All CEST experiments were performed using a 600 MHz Varian Inova NMR spectrometer with an inverse cryoprobe. Samples were analyzed at 37.3°C. The temperature was calibrated by measuring the separation of resonances of neat methanol and ethylene glycol samples between 25°C and 40°C (22). The probe was manually tuned to each sample, and the 360° pulse time was measured before acquiring each CEST spectrum to estimate the saturation power. The 360° pulse time was also measured after acquiring each CEST spectrum to ensure that the saturation power was constant when acquiring the CEST spectrum. The CEST spectra were acquired with a continuous-wave saturation pulse and saturation frequencies set at +8 to −8 ppm in 0.1 ppm increments. Each scan was averaged four times. Saturation times of 0.25, 0.5, 1.0, 2.0, 4.0, and 8.0 sec were tested with a relaxation delay from 7.75 to 0 seconds to maintain a total time of 8 seconds for the pre-acquisition period. These studies were conducted with a saturation power of 1.0, 1.5, 2, 3, 4, 6, and 8 μT.

Bloch fitting was used to simultaneously fit all experimental CEST spectra to obtain accurate estimates of the chemical exchange rate of the protons resonating at 5.6 and 4.2 ppm (14). Short pulse times of a continuous-wave saturation pulse can create a sinc-shaped saturation frequency profile, which can broaden the bandwidth of the saturation. To compensate for this broadening, each point of the experimental CEST spectrum was modeled as a Gaussian-shaped point spread function, which improved the fitting of the CEST spectrum acquired with a short 0.25 saturation time. The integrating factor method was used during the Bloch fitting. The lsqcurvefit routine with the trust-region-reflective algorithm was used to initially fit the CEST spectra, which resulted in rough parameter estimates. The nlinfit routine with the Levenburg-Marquardt algorithm was then used to fit the CEST spectra to obtain the final parameter estimates. The Jacobian from the nlinfit routine was used to determine confidence intervals for fitted parameters.

Lorentzian line shape fitting was used to measure the CEST effect (M_S) for each amide from each experimental spectrum as previously described, using spectra normalized from 0% to 100% water signal (which set M₀ equal to 100%) (13). The fittings were performed with Matlab v2011a using the trust-region-reflective algorithm to reach a convergence criterion of 10⁻¹⁶_.
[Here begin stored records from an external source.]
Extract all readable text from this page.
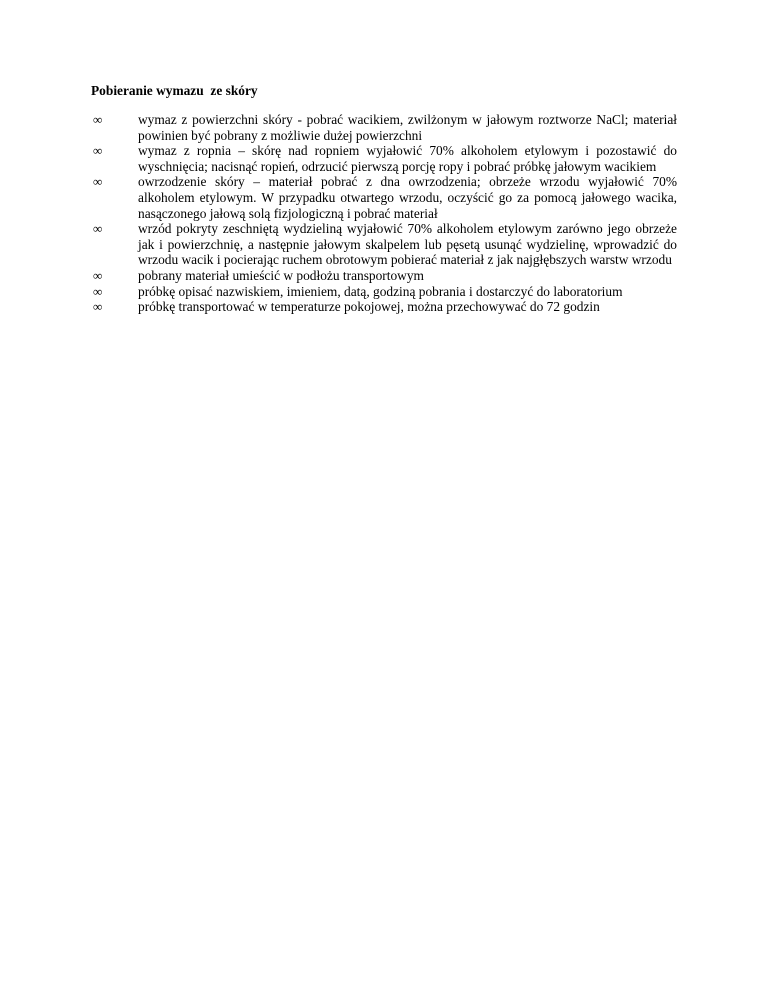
Pobieranie wymazu  ze skóry
∞	wymaz z powierzchni skóry - pobrać wacikiem, zwilżonym w jałowym roztworze NaCl; materiał powinien być pobrany z możliwie dużej powierzchni
∞	wymaz z ropnia – skórę nad ropniem wyjałowić 70% alkoholem etylowym i pozostawić do wyschnięcia; nacisnąć ropień, odrzucić pierwszą porcję ropy i pobrać próbkę jałowym wacikiem
∞	owrzodzenie skóry – materiał pobrać z dna owrzodzenia; obrzeże wrzodu wyjałowić 70% alkoholem etylowym. W przypadku otwartego wrzodu, oczyścić go za pomocą jałowego wacika, nasączonego jałową solą fizjologiczną i pobrać materiał
∞	wrzód pokryty zeschniętą wydzieliną wyjałowić 70% alkoholem etylowym zarówno jego obrzeże jak i powierzchnię, a następnie jałowym skalpelem lub pęsetą usunąć wydzielinę, wprowadzić do wrzodu wacik i pocierając ruchem obrotowym pobierać materiał z jak najgłębszych warstw wrzodu
∞	pobrany materiał umieścić w podłożu transportowym
∞	próbkę opisać nazwiskiem, imieniem, datą, godziną pobrania i dostarczyć do laboratorium
∞	próbkę transportować w temperaturze pokojowej, można przechowywać do 72 godzin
The QUEST and RL-QUEST methods were used to estimate k_ex rates from the experimental CEST measurements determined from the Lorentzian line shape fittings (10). For the QUEST method, Eq. [1] was fit to the experimental results by varying k_ex and R_1w, while R_2w, R_1A, and R_2A were set to the value of R_1w, which has been previously shown to produce accurate estimates of k_ex. All fittings were performed with Matlab v2011a using the trust-region-reflective algorithm to reach a convergence criterion of 10⁻¹⁶_.